Black, absorbing, and specialist pigments
المؤلف:
Peter Atkins, Tina Overton, Jonathan Rourke, Mark Weller, and Fraser Armstrong
المصدر:
Shriver and Atkins Inorganic Chemistry ,5th E
الجزء والصفحة:
644
2025-10-13
309
Black, absorbing, and specialist pigments
Key points: Special colour, light absorbing, and interference effects can be induced in inorganic materials used as pigments. The most important black pigment is carbon black, which is a better defined, industrially manufactured form of soot. Carbon black is obtained by partial combustion or pyrolysis (heating in the absence of air) of hydrocarbons. The material has excellent absorption properties right across the visible region of the spectrum and applications include printing inks, paints, plastics, and rubber. Copper (II) chromite, CuCr2O4, with the spinel structure (Fig. 24.18), is used less frequently as a black pigment. These black pigments also absorb light outside the visible region, including the infrared, which means that they heat up readily on exposure to sunlight. Because this heating can have drawbacks in a number of applications, there is interest in the development of new materials that absorb in the visible region but reflect infrared wavelengths; Bi2Mn4O10 is one compound that exhibits these properties.

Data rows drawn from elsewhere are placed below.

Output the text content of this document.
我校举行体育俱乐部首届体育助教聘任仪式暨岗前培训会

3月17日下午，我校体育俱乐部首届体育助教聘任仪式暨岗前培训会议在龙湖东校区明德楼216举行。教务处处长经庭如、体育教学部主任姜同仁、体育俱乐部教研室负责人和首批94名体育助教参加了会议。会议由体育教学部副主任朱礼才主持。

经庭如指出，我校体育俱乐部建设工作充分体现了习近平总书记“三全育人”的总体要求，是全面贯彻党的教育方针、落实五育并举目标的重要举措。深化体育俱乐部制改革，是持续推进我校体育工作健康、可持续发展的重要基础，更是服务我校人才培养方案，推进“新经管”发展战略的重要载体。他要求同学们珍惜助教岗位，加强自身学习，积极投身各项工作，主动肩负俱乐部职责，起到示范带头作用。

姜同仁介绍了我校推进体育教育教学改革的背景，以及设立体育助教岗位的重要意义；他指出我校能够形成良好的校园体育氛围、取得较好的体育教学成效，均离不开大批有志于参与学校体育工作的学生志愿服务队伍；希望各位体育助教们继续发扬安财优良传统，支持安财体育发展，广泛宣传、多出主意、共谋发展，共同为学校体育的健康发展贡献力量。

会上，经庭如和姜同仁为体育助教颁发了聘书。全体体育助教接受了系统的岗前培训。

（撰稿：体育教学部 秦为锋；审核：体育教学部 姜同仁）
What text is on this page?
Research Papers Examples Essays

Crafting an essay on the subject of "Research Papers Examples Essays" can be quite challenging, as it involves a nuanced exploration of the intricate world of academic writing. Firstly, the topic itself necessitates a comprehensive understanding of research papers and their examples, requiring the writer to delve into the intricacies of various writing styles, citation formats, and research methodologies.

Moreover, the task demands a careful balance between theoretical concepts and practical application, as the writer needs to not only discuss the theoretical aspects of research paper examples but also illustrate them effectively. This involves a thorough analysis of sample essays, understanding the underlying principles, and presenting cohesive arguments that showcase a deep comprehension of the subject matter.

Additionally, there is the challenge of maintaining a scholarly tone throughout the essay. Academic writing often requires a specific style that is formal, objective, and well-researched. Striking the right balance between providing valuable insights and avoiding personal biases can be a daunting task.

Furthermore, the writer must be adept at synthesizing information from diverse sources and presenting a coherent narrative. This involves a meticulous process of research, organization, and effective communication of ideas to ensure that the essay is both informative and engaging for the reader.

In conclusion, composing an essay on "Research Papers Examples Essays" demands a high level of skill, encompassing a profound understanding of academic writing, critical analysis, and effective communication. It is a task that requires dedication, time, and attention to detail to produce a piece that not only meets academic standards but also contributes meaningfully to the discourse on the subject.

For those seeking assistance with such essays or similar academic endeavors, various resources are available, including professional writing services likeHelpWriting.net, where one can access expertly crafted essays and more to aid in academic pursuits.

Examples of more specialist inorganic pigments are magnetic pigments based on coloured ferromagnetic compounds such as Fe3O4 and CrO2, and anticorrosive pigments such as zinc phosphates. The deposition of inorganic pigments as thin layers on to surfaces can produce additional optical effects beyond light absorption. Thus, deposition of TiO2 or Fe3O4, as thin layers a few hundred nanometres thick, on flakes of mica produces lustrous or pearlescent pigments where interference effects between light scattered from the various surfaces and layers produces shimmering and iridescent colours.